In fact, the Navy Group used a heat exchange process that is commonly used to cool submarines for underwater data centers. The system delivers seawater directly into the ocean through radiators behind the 12 server racks. The first phase of the Natick project found that the water from the data center was quickly mixed and dissipated in the surrounding water stream.

Spencer Fowers, senior technical staff member of Microsoft's special project research team, said that in order to maximize the use of the existing logistics supply chain for transportation, the data center is designed to be roughly the same size as containers used in ship, train and truck transport.

Once the data center was shut down and all systems checked in France, the team loaded the data center into an 18-wheel truck and sent it to the Orkney Islands (including the ferry). In Scotland, the ship is mounted on a triangular base filled with ballast weights and towed to sea for deployment on gantry barges.

Fowers said: "Like any new car, we will roughly check it and run the engine at different speeds to make sure everything is working. Then, once we are fully prepared, we will find one or two customers and let them begin. Deploy on our system."

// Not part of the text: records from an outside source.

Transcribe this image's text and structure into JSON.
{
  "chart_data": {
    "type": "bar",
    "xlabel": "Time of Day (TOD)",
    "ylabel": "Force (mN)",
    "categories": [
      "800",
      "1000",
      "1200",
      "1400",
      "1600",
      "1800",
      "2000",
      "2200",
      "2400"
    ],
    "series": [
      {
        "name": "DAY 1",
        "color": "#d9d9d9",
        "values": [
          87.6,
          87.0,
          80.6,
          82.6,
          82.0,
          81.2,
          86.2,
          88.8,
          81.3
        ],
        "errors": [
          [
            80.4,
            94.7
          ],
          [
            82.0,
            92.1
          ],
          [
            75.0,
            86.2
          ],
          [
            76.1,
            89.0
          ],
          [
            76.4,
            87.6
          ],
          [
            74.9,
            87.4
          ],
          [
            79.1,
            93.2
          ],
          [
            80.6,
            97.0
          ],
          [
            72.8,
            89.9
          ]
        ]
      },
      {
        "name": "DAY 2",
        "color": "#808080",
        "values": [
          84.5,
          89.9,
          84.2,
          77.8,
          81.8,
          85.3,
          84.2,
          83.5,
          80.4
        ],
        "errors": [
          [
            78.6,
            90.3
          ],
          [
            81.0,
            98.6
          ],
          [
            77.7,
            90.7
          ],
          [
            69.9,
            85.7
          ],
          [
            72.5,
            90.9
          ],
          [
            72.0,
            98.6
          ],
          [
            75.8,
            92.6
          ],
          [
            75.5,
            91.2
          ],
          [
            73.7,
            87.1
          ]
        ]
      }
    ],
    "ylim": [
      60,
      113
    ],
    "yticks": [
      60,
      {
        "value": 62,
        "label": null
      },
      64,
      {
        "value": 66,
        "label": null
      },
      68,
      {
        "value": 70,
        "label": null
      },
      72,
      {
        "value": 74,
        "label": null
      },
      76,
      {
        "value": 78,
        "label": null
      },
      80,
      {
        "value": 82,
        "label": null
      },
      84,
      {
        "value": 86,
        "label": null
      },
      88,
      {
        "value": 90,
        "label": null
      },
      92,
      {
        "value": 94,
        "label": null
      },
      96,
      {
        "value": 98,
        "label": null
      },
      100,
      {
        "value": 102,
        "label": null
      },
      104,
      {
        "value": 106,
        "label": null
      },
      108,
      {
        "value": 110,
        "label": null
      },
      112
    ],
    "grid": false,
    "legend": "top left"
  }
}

*Spencer Fowers is a senior technical staff member of Microsoft's special project research team. He is preparing for the Natick project's North Island Data Center in Orkney, Scotland. The data center is fixed on a triangular base filled with ballast weights. (Photo: Scott Eklund/Red Box Pictures)

Applied research

The Natick project team will monitor and record data center performance over the next 12 months, paying close attention to everything from power consumption, internal humidity to sound and temperature.

The deep sea waters of the world have always been very cold. They can provide people with free cooling methods that are available at any time. This is one of the biggest costs of a land data center. The underwater data center can also be used as a marine renewable energy — such as offshore wind farms or tidal turbines& mdash; the fixed tenant, so that the two industries simultaneously develop.

Currently, the Natick project is an applied research project that aims to determine the economic viability of operating a containerized subsea data center around a densely populated area, providing a more convenient, more economical, faster, and more environmentally friendly environment for this rapidly growing world of demand. Friendly cloud computing service.

Peter Lee said: "When you are studying a crazy idea, you may never achieve it. If you are willing to practice, you will already be awesome. Anyway, you will learn a lot, and you will take it on the road of exploration. Unexpected derivatives, regardless of the ultimate success of the marine data center, we can learn a lot from the research process.In this process we learned about disk failure, rack design, cooling system mechanical engineering and so on. It will help the establishment and operation of a conventional data center."